None, however, compares to the magnum opus of the Goosebumps series, Welcome to Deadhouse, a more conventional horror story playing on the anxiety of moving house and making friends. That my parents' marriage was breaking down at the time seems almost incidental to the succession of stories I was reading about paranoia, warring worlds, death and deceit. Did these experiences heighten my reading of the books? Who cares. The important thing was they distracted me.
That final summer at my grandparents' house I read more of RL Stine's standalone and Point Horror books over countless servings of salad, pork-pies, pink wafers and whatever variation on the marshmallow / biscuit / desiccated coconut equation was on sale that day at the market. These included the whole Babysitter collection and The Prom Queen, with their promise of the kind of high school social hierarchies I'd aspired to since watching the phenomenon portrayed by Janine, Sonia and Clare in Albert Square.
Education wise, none of this stood up to the full-frontal accounts in novels that came free with More! that Lumi would steal from her older sister and read to us in the trees behind the science department. Still, I was on the edge of a world that fascinated and frightened me, between being a kid and being a teenager with small freedoms, like taking the bus alone and being able to walk around town and watch my friend Tom skate for an hour on a Saturday morning. The Point Horror series, and those written by Stine, seemed to understand this stage in a young person's life and played on all the excitement and fear that comes with it.
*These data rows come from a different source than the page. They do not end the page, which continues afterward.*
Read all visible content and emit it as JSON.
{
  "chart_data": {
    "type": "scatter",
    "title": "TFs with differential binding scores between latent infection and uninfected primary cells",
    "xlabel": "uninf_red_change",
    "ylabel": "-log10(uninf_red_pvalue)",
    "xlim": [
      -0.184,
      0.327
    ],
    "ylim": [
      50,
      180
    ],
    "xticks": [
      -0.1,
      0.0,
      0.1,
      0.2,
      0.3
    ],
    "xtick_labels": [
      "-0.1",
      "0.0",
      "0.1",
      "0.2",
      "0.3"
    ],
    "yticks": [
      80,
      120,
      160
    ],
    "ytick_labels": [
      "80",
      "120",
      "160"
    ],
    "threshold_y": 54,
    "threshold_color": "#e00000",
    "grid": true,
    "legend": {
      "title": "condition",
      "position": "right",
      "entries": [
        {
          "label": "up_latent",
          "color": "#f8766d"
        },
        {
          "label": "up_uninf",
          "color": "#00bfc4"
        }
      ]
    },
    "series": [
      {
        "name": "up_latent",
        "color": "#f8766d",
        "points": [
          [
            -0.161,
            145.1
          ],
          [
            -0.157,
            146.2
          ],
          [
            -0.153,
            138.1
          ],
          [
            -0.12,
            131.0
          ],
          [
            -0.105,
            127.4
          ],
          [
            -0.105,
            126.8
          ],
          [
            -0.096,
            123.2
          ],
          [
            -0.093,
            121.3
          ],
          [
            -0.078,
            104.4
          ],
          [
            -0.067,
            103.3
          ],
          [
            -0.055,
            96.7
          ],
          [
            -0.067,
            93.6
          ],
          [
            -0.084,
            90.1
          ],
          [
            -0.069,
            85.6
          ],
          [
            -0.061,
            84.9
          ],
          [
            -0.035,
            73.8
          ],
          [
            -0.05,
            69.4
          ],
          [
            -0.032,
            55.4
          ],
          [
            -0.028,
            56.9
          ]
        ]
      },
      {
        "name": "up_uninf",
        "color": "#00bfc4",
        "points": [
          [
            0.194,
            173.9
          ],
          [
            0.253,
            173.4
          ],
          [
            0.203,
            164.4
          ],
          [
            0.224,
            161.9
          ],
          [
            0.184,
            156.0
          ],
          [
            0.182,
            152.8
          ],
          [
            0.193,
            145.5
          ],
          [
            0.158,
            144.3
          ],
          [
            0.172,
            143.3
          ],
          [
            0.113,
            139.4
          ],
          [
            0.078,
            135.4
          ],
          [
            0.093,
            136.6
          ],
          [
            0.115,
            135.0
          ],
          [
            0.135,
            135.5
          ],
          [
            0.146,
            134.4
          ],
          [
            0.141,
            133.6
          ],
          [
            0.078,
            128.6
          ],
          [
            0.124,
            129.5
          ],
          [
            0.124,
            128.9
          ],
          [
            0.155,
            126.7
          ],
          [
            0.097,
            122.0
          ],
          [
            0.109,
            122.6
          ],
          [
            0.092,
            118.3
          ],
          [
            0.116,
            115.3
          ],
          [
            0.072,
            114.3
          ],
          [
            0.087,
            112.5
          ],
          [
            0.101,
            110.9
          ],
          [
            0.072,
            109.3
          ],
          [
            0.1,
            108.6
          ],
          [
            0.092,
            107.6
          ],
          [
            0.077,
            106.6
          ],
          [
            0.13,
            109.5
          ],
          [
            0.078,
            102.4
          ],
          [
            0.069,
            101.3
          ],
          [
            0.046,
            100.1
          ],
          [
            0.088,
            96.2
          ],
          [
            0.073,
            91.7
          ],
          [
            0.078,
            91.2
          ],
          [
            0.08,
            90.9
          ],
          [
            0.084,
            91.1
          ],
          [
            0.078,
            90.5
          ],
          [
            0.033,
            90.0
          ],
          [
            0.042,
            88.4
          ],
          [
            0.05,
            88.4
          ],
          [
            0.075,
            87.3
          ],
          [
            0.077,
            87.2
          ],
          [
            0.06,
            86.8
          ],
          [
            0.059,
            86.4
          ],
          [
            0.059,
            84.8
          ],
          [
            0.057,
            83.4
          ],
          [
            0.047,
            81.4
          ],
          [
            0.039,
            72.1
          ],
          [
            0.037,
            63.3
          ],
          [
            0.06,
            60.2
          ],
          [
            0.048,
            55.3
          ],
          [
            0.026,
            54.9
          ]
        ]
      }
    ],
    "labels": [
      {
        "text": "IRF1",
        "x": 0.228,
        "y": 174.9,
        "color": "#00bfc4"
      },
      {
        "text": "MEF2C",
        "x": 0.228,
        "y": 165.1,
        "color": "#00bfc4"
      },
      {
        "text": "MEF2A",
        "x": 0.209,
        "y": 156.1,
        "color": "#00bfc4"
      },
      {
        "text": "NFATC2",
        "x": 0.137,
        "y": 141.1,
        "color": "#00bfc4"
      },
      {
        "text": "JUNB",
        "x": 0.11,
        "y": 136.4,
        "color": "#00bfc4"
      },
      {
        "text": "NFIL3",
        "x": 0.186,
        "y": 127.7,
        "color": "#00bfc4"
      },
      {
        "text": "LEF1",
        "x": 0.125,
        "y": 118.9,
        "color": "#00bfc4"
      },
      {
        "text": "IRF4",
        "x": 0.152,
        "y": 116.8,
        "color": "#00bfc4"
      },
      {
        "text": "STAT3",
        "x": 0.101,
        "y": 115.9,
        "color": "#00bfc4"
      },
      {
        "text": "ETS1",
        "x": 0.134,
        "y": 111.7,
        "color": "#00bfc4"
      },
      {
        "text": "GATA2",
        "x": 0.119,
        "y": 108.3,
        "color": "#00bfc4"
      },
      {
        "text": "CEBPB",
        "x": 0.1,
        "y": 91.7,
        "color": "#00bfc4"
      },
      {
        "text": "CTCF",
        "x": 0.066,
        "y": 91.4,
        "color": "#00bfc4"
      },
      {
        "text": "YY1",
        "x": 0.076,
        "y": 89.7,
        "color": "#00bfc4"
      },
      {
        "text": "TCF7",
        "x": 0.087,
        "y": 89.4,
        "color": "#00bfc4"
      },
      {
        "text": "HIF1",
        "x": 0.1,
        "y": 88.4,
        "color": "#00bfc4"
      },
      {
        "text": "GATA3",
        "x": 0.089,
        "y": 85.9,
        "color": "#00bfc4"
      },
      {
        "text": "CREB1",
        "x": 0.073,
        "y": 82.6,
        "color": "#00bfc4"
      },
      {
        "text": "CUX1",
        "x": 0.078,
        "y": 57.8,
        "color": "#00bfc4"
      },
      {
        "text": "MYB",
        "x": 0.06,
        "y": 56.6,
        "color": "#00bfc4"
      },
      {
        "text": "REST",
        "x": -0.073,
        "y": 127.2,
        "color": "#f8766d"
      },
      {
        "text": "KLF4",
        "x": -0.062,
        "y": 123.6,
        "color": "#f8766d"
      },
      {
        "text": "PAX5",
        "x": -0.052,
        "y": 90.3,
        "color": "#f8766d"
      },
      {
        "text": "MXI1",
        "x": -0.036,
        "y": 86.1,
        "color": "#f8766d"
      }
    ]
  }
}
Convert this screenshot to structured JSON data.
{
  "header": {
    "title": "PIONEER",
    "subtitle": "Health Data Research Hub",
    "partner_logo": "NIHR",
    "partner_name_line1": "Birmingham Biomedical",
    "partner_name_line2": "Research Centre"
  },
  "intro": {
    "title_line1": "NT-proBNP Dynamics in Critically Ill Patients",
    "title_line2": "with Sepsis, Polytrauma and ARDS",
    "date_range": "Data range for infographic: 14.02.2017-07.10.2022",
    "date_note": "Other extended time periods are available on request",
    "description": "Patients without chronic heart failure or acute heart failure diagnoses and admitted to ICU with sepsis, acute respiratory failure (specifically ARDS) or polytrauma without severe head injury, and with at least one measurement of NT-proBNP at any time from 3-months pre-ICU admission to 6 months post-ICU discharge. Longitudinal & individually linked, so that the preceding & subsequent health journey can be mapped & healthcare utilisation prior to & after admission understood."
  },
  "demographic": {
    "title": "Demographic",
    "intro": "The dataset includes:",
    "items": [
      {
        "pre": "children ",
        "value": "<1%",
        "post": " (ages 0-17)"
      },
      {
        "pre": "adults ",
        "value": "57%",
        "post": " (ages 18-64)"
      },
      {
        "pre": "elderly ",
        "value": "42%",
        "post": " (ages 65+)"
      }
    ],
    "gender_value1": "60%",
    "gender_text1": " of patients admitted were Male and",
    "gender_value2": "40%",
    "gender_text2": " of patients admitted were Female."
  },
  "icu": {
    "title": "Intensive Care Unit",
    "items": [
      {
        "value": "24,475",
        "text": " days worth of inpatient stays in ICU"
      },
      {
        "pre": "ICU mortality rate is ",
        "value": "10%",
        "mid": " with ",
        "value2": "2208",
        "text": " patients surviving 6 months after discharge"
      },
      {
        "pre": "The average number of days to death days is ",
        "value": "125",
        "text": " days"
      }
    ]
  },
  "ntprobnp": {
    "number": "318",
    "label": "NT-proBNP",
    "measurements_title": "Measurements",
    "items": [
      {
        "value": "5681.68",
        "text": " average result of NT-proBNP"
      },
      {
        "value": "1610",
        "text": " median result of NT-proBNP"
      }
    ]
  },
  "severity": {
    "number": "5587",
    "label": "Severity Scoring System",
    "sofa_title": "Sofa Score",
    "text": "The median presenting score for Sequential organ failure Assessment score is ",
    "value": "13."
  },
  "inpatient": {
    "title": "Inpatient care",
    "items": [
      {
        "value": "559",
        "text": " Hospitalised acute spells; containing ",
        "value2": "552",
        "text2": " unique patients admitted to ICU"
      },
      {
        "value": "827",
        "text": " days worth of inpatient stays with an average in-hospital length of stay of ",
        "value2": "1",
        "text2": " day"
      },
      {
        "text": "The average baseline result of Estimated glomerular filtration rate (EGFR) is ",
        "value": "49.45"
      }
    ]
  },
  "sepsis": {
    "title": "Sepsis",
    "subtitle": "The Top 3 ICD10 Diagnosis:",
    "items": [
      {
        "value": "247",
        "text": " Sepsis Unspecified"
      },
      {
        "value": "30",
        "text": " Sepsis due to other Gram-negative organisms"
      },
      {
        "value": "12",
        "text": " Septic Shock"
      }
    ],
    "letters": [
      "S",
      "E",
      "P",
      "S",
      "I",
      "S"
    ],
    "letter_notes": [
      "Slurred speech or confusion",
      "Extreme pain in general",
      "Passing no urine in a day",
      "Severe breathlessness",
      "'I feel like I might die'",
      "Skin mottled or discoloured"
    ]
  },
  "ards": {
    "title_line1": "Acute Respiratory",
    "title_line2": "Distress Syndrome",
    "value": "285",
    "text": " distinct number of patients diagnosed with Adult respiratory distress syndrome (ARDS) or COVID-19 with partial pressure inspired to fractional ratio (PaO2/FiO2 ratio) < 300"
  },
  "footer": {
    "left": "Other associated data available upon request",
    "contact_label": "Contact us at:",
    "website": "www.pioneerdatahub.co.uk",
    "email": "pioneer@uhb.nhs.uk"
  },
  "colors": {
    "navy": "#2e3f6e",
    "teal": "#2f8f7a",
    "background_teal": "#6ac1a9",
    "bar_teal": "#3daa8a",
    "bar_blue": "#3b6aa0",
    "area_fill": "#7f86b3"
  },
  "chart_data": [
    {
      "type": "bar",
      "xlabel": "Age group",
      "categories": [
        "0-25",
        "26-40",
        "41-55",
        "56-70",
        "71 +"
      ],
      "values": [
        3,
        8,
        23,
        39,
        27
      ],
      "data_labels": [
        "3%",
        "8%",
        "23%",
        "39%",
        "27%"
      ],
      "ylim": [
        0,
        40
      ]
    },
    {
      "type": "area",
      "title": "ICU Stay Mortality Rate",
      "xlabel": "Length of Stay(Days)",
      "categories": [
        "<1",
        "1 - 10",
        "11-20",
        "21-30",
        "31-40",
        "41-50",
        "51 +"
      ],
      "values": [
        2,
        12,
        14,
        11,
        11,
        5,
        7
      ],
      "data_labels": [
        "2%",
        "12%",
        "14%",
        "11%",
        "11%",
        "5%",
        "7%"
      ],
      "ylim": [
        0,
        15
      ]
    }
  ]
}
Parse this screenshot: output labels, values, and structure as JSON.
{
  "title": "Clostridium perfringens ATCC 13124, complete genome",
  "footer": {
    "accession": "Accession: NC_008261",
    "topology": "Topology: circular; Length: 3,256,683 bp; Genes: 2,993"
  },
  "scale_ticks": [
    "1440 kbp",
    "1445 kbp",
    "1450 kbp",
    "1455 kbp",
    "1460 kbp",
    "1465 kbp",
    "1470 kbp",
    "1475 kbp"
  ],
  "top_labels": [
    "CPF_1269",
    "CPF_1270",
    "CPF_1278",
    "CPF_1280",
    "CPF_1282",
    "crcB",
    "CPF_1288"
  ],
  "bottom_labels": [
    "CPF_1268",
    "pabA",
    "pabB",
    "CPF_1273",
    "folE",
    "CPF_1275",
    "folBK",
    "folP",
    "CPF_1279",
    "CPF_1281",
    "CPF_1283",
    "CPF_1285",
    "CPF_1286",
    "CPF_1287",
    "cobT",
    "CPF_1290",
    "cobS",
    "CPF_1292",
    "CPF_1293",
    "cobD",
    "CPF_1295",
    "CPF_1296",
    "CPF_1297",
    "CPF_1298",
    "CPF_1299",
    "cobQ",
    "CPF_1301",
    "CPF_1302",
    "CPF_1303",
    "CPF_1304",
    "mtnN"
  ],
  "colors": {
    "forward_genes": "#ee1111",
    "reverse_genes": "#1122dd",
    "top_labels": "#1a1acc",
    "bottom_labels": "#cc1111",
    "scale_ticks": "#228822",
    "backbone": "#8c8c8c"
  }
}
That era might seem trivial when compared to the subsequent blockbuster issues of love and heartbreak, success and failure, money, children and ill health. But they are some of the most powerful and sensory memories we will ever make. Finally being unleashed from the protective swaddling of childhood, we begin to discover the real forces governing the world. It's a horrifying overload of information and hormones. Stine's brilliance comes from his ability to understand these fears, to make us laugh, scream and ultimately provide some escapism from the madness of it all.